Todas as vezes que eu preparo um chá para ouvir as pessoas nas sessões de terapia sonora e aromaterapia aqui em casa, eu penso: a água está no fogo, mais cedo ou mais tarde ela vai ferver. Aprendi com a minha experiência de escuta que esse fogo se manifesta no nosso organismo como inflamação. A ayurveda e a medicina tibetana ensinam que essa inflamação é sinal de raiva, julgamento, agressividade e picos de estresse.

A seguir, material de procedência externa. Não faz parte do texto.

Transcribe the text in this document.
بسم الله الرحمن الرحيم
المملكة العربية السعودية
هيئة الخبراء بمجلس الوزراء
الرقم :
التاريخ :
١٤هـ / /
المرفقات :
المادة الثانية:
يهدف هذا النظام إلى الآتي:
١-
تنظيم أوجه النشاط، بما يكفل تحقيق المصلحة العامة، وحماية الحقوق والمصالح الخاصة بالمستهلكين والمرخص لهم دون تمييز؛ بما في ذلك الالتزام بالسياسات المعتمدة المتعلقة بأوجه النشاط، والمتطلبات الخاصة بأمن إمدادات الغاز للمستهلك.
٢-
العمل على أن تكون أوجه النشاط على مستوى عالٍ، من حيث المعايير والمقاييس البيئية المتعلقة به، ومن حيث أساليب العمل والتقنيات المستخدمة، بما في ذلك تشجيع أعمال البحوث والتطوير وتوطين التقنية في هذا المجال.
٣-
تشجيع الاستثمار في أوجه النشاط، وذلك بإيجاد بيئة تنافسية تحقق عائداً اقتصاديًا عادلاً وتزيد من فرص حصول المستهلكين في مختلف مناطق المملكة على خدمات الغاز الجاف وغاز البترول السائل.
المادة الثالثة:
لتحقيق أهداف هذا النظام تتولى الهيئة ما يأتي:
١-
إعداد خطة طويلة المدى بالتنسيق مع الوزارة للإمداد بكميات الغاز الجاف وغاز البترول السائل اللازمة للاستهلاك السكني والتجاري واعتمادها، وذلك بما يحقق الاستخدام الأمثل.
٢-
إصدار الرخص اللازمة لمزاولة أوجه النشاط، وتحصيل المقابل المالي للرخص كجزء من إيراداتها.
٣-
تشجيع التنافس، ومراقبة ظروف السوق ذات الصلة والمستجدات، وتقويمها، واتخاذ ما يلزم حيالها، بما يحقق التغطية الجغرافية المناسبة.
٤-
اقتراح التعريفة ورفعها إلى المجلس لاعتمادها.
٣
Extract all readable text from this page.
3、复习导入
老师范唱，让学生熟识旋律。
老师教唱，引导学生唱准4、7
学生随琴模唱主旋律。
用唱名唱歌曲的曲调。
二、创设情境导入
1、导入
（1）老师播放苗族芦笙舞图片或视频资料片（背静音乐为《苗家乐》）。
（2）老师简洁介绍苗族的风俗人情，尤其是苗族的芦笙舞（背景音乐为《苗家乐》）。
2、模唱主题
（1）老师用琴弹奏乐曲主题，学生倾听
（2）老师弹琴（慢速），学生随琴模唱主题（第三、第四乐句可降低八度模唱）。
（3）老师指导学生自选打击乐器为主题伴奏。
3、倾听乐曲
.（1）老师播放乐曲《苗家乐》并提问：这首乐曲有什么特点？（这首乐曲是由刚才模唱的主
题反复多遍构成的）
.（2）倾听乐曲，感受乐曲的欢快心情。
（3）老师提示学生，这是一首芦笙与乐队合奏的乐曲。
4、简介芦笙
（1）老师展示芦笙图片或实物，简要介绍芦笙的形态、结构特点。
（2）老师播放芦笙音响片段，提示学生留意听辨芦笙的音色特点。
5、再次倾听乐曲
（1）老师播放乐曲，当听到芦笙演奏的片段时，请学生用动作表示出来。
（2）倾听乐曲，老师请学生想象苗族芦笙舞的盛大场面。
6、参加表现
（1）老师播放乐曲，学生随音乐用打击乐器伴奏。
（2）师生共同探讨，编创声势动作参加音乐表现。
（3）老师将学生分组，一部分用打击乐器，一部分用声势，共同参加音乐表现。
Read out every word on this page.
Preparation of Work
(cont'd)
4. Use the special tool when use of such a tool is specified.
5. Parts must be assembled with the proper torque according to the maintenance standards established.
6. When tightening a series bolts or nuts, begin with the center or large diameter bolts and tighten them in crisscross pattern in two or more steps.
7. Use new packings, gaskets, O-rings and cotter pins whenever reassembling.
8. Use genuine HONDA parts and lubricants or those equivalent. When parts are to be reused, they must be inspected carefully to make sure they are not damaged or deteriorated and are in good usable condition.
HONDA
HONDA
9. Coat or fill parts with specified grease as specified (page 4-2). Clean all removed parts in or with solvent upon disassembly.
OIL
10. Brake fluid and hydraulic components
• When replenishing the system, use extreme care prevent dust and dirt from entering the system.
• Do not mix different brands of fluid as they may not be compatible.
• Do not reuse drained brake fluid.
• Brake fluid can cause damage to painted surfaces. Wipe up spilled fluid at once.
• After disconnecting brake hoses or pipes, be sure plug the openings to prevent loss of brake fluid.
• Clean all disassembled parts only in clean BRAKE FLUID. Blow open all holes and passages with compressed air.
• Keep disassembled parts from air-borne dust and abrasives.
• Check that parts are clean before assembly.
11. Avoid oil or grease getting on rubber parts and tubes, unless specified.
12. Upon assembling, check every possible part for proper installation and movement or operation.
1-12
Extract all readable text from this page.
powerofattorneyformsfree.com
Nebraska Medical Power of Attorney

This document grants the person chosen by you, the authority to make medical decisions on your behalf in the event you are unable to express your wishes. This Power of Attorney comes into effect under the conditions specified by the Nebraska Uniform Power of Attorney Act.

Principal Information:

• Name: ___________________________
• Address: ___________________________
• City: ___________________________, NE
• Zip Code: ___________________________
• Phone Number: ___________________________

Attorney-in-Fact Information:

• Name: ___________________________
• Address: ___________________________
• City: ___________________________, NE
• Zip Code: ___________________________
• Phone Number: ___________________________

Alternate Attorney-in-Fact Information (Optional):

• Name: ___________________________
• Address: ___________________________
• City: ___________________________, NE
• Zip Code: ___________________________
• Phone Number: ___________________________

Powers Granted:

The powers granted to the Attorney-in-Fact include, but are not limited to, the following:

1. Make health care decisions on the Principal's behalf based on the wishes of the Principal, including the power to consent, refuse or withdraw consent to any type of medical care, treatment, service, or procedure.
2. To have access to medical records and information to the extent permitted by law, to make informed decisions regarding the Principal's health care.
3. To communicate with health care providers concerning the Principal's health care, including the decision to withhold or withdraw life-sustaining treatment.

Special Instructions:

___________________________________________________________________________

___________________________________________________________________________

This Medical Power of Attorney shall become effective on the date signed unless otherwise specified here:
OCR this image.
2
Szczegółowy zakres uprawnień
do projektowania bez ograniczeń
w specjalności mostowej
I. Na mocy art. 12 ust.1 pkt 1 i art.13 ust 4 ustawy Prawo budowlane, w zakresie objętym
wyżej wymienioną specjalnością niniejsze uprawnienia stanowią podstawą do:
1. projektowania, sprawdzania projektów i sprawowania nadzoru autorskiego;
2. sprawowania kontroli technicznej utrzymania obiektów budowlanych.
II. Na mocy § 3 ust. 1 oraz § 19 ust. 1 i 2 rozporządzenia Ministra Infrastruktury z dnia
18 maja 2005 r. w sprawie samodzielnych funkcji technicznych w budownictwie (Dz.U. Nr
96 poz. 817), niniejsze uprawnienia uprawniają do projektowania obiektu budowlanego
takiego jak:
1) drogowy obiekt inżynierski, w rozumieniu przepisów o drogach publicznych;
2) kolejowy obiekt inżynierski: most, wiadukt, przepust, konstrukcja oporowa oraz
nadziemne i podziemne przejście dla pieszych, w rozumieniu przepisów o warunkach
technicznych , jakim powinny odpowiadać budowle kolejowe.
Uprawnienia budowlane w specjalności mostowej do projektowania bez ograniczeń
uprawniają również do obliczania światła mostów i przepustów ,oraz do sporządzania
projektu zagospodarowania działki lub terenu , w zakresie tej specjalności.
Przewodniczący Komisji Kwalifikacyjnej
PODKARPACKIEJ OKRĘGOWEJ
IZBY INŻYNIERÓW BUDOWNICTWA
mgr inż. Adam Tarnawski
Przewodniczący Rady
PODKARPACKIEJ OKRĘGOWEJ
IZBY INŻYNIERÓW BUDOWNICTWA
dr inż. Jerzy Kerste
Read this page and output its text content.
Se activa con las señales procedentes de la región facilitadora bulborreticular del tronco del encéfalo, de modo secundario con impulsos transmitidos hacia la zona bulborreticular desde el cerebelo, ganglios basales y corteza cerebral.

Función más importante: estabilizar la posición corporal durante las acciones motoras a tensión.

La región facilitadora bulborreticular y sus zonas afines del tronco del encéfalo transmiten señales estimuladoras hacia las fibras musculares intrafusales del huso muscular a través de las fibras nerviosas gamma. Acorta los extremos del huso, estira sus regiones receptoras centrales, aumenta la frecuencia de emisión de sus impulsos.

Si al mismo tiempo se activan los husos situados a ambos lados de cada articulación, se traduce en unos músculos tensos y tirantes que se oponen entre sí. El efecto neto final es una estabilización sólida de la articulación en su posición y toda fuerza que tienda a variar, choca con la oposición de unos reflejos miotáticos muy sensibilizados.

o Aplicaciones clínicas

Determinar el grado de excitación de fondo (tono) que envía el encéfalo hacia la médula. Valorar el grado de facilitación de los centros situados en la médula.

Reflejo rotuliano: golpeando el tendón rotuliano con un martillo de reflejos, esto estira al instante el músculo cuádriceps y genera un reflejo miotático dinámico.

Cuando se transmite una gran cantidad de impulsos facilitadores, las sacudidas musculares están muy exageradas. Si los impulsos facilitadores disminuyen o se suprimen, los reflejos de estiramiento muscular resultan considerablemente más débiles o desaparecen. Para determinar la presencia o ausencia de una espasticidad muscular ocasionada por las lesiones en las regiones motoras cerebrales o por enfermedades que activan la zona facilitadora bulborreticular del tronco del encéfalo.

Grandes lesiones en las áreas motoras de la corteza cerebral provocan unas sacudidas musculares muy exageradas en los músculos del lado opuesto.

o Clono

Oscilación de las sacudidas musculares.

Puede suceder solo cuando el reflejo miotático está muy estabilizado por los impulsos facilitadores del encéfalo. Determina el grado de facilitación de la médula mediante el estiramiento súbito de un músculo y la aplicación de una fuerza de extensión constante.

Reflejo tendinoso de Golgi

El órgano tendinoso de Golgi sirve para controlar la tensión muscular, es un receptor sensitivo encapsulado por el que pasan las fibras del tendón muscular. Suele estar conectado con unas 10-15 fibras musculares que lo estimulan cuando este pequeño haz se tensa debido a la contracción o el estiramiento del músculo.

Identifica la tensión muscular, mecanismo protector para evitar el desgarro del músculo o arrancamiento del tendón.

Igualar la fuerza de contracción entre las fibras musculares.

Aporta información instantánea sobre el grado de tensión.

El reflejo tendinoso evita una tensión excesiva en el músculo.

A verdade é que os nossos desequilíbrios não ocorrem do dia para a noite, você sabe. O corpo vai dando sinais desse processo de algo não vai bem e não prestamos atenção. Se você fizer uma pausa agora, consegue sentir o que tem gerado desequilíbrio em você?
De acordo com as tradições orientais de medicina, existe uma relação entre nosso sistema emocional e as doenças. Por isso, a dica é observar a relação entre sentimento, pensamento e corpo.
É difícil ver a dança suave de todas as coisas, eu sei. Muitas vezes, as mudanças exigem muito mais do que o fôlego de um cortejo do Boi Tolo em época de carnaval. Nessas horas, eu sugiro que você tente meditar. Não tem uma estratégica complexa, mágica. Talvez por isso, seja ainda tão desafiador. Estamos tão acostumados a nos perder no barulho das ilusões, que nos assustamos com a simplicidade da clareza mental que está lá, no sussurro do silêncio.
Contemplar é uma habilidade que pode ser fortalecida. Meditar não é somente para sentir-se bem. Na verdade, a meditação nos acolhe como somos, com nossa confusão e sanidade. Somente quando começamos a relaxar com quem somos é que alguma transformação acontece.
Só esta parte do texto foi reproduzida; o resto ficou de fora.